Two large shareholders of Maven, the company that publishes Sports Illustrated (SI), filed papers last week to fire five of the company’s seven directors, with the aim of replacing the board with one that better “reflects the ‘new’ Maven,” according to documents from the Securities and Exchange Commission.
“The board members under attack joined the company under former CEO James Heckman, who was replaced earlier this year amid controversy over major staff cuts at SI and the company’s hosting of a Blue Lives Matter website on its ad platform following the killing of George Floyd,” the New York Post reported.
Earlier this year, Maven staffers were upset at the company’s continued affiliation with Defense Maven, a website also known as Blue Lives Matter, and called the website “’embarrassing,’ ‘a disgrace,’ and ‘horrible,’ saying many of the comments were overtly racist ‘with no monitoring,’ and noting how the site’s loose editorial restrictions allow factually incorrect information to go unchecked,” the Daily Beast said in June
“Except, there were no examples of racist comments offered,” Breitbart News’ John Nolte said at the time. “One Maven Media staffer complained about a comment that ‘advocated for putting snipers and armed drones in place to target and shoot looters to ‘set an example for the world to see.’”
Nolte wrote:
Another staffer threw out the general complaint that the ‘comment sections are full of people calling for the extermination of people like me.’ Still another said, ‘I don’t care whether or not they make us money.

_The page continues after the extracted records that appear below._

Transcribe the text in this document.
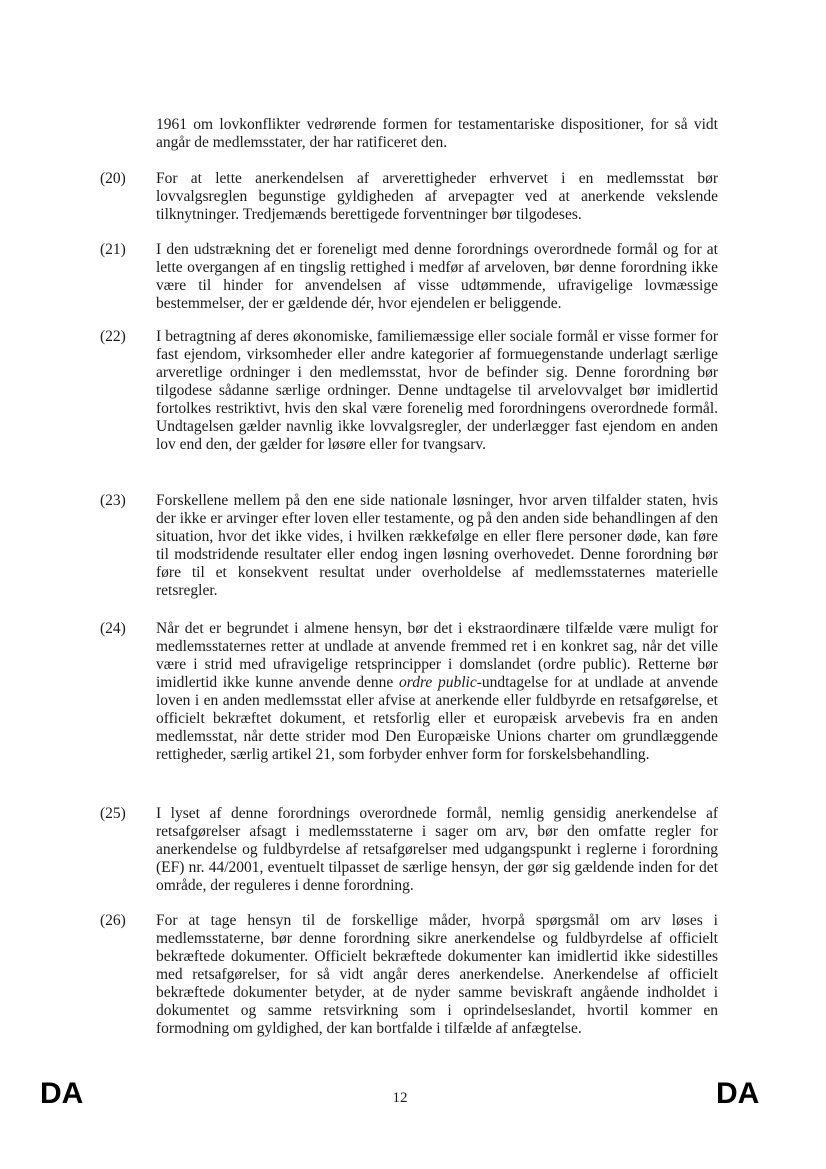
1961 om lovkonflikter vedrørende formen for testamentariske dispositioner, for så vidt angår de medlemsstater, der har ratificeret den.

(20)	For at lette anerkendelsen af arverettigheder erhvervet i en medlemsstat bør lovvalgsreglen begunstige gyldigheden af arvepagter ved at anerkende vekslende tilknytninger. Tredjemænds berettigede forventninger bør tilgodeses.
(21)	I den udstrækning det er foreneligt med denne forordnings overordnede formål og for at lette overgangen af en tingslig rettighed i medfør af arveloven, bør denne forordning ikke være til hinder for anvendelsen af visse udtømmende, ufravigelige lovmæssige bestemmelser, der er gældende dér, hvor ejendelen er beliggende.
(22)	I betragtning af deres økonomiske, familiemæssige eller sociale formål er visse former for fast ejendom, virksomheder eller andre kategorier af formuegenstande underlagt særlige arveretlige ordninger i den medlemsstat, hvor de befinder sig. Denne forordning bør tilgodese sådanne særlige ordninger. Denne undtagelse til arvelovvalget bør imidlertid fortolkes restriktivt, hvis den skal være forenelig med forordningens overordnede formål. Undtagelsen gælder navnlig ikke lovvalgsregler, der underlægger fast ejendom en anden lov end den, der gælder for løsøre eller for tvangsarv.
(23)	Forskellene mellem på den ene side nationale løsninger, hvor arven tilfalder staten, hvis der ikke er arvinger efter loven eller testamente, og på den anden side behandlingen af den situation, hvor det ikke vides, i hvilken rækkefølge en eller flere personer døde, kan føre til modstridende resultater eller endog ingen løsning overhovedet. Denne forordning bør føre til et konsekvent resultat under overholdelse af medlemsstaternes materielle retsregler.
(24)	Når det er begrundet i almene hensyn, bør det i ekstraordinære tilfælde være muligt for medlemsstaternes retter at undlade at anvende fremmed ret i en konkret sag, når det ville være i strid med ufravigelige retsprincipper i domslandet (ordre public). Retterne bør imidlertid ikke kunne anvende denne ordre public-undtagelse for at undlade at anvende loven i en anden medlemsstat eller afvise at anerkende eller fuldbyrde en retsafgørelse, et officielt bekræftet dokument, et retsforlig eller et europæisk arvebevis fra en anden medlemsstat, når dette strider mod Den Europæiske Unions charter om grundlæggende rettigheder, særlig artikel 21, som forbyder enhver form for forskelsbehandling.
(25)	I lyset af denne forordnings overordnede formål, nemlig gensidig anerkendelse af retsafgørelser afsagt i medlemsstaterne i sager om arv, bør den omfatte regler for anerkendelse og fuldbyrdelse af retsafgørelser med udgangspunkt i reglerne i forordning (EF) nr. 44/2001, eventuelt tilpasset de særlige hensyn, der gør sig gældende inden for det område, der reguleres i denne forordning.
(26)	For at tage hensyn til de forskellige måder, hvorpå spørgsmål om arv løses i medlemsstaterne, bør denne forordning sikre anerkendelse og fuldbyrdelse af officielt bekræftede dokumenter. Officielt bekræftede dokumenter kan imidlertid ikke sidestilles med retsafgørelser, for så vidt angår deres anerkendelse. Anerkendelse af officielt bekræftede dokumenter betyder, at de nyder samme beviskraft angående indholdet i dokumentet og samme retsvirkning som i oprindelseslandet, hvortil kommer en formodning om gyldighed, der kan bortfalde i tilfælde af anfægtelse.
DA	12	DA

It’s morally wrong to continue platforming a site that advocates for the fascistic oppression of all Americans but especially black people, other POCs, LGBTQ, and the disabled.’

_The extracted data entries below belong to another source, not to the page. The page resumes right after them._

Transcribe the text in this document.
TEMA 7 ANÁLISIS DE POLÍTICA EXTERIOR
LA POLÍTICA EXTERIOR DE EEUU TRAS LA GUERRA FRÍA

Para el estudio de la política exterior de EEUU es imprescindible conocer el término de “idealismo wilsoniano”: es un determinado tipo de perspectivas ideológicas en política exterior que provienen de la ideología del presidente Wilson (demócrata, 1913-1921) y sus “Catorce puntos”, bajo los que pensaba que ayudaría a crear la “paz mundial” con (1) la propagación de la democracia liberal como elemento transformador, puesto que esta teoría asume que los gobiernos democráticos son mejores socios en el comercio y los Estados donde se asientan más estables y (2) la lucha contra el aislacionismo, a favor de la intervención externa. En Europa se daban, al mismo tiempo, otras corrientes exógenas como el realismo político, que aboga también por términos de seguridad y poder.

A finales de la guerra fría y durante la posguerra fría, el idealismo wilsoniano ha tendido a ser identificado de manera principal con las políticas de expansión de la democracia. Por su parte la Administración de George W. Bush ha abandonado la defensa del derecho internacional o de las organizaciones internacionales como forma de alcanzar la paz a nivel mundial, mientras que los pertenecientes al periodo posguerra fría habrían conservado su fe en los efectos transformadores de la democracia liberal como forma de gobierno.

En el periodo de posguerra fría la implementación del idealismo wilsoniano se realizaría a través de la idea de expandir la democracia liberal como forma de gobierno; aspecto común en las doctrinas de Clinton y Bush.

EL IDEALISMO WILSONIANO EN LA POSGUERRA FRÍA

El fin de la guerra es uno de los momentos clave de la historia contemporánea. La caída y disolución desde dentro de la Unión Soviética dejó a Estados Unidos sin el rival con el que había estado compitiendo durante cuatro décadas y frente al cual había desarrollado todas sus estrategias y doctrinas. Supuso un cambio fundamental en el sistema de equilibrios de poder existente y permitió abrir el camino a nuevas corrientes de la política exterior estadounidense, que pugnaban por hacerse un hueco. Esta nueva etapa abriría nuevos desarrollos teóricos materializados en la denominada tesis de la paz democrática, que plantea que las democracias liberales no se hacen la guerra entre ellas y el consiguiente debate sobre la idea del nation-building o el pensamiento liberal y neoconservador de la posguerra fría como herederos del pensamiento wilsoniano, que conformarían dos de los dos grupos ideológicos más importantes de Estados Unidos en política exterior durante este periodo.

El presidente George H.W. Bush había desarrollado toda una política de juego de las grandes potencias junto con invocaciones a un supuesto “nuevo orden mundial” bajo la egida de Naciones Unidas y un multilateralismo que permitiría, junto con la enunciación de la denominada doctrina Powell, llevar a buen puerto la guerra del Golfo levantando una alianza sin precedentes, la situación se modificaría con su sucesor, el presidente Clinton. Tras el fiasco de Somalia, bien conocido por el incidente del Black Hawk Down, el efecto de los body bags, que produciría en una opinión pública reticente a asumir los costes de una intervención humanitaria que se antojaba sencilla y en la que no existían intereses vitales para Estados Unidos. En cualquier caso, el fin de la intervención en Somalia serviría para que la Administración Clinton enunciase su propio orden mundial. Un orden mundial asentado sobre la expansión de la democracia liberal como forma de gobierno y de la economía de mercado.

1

Heckman, at the time, “said that while he heard employees’ concerns, he also emphasized the company’s original journalistic mission to promote an open dialogue and break down readers’ ideological bubbles with different perspectives.”
However, Maven took down the Blue Lives Matter website, and released a statement that said, in part:
We are taking a temporary step back on the website and are making new plans and tactics to move forward and fulfill our original vision and mission. Our plan is to return on a separate platform, but with a new name, new controls on community moderation and a new focus on guardrails to allow for free but civil speech.

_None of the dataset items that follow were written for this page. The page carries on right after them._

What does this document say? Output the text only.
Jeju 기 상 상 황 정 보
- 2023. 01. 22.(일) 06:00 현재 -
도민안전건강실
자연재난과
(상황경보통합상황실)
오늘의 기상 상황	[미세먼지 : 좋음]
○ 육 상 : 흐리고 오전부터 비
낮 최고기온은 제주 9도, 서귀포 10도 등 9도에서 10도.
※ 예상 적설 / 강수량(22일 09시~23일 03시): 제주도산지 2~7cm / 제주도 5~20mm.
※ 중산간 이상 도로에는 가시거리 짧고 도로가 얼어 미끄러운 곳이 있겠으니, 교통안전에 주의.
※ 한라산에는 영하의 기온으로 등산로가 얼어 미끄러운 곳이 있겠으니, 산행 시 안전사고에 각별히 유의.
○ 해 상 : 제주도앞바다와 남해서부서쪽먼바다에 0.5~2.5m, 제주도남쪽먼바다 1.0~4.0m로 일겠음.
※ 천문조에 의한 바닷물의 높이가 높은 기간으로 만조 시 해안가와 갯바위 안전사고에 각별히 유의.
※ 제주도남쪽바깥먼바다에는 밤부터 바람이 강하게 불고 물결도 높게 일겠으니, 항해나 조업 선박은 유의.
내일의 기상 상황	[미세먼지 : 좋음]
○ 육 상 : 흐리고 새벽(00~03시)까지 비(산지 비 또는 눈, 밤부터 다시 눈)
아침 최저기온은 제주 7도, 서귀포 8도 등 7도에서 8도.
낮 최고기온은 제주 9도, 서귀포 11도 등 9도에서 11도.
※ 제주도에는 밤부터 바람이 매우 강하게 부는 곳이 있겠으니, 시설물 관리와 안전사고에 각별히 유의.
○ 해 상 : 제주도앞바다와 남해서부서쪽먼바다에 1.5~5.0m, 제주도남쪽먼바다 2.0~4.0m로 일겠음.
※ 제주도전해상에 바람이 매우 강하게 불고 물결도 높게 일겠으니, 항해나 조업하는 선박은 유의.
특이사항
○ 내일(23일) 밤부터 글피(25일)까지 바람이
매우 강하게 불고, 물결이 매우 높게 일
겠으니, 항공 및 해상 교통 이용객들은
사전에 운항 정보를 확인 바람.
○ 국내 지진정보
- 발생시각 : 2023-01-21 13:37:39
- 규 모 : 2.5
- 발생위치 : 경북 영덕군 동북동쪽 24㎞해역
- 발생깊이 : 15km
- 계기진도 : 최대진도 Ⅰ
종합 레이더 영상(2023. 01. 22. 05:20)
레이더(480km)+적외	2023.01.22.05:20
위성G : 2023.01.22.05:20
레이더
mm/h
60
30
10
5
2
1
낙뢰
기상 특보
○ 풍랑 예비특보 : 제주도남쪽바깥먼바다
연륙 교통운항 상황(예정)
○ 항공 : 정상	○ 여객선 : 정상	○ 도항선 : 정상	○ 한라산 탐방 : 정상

Maven stocks continue to trade under $1, even though the company spent $126.5 million last year on the purchase of Sports Illustrated and TheStreet.com, a financial news website, in an attempt to move the company from designing websites for Maxim and the History Channel into a larger media markets.
The two shareholders requesting the ouster, boutique bank B. Riley and investment management company 180 Degree Capital, “largely financed” the acquisition of Sports Illustrated and TheStreet.com last year and “have redefined the Company and its prospects,” they said during a November 3 press release.
SI announced Sunday that their 2020 Sportsperson of the Year award would go to “The Activist Athlete,” including Lakers star LeBron James, WNBA’s Breanna Stewart, Chiefs quarterback Patrick Mahomes, tennis champ Naomi Osaka, and former Chiefs lineman Laurent Duvernay-Tardif for being “champions on the field, and champions for others off it.”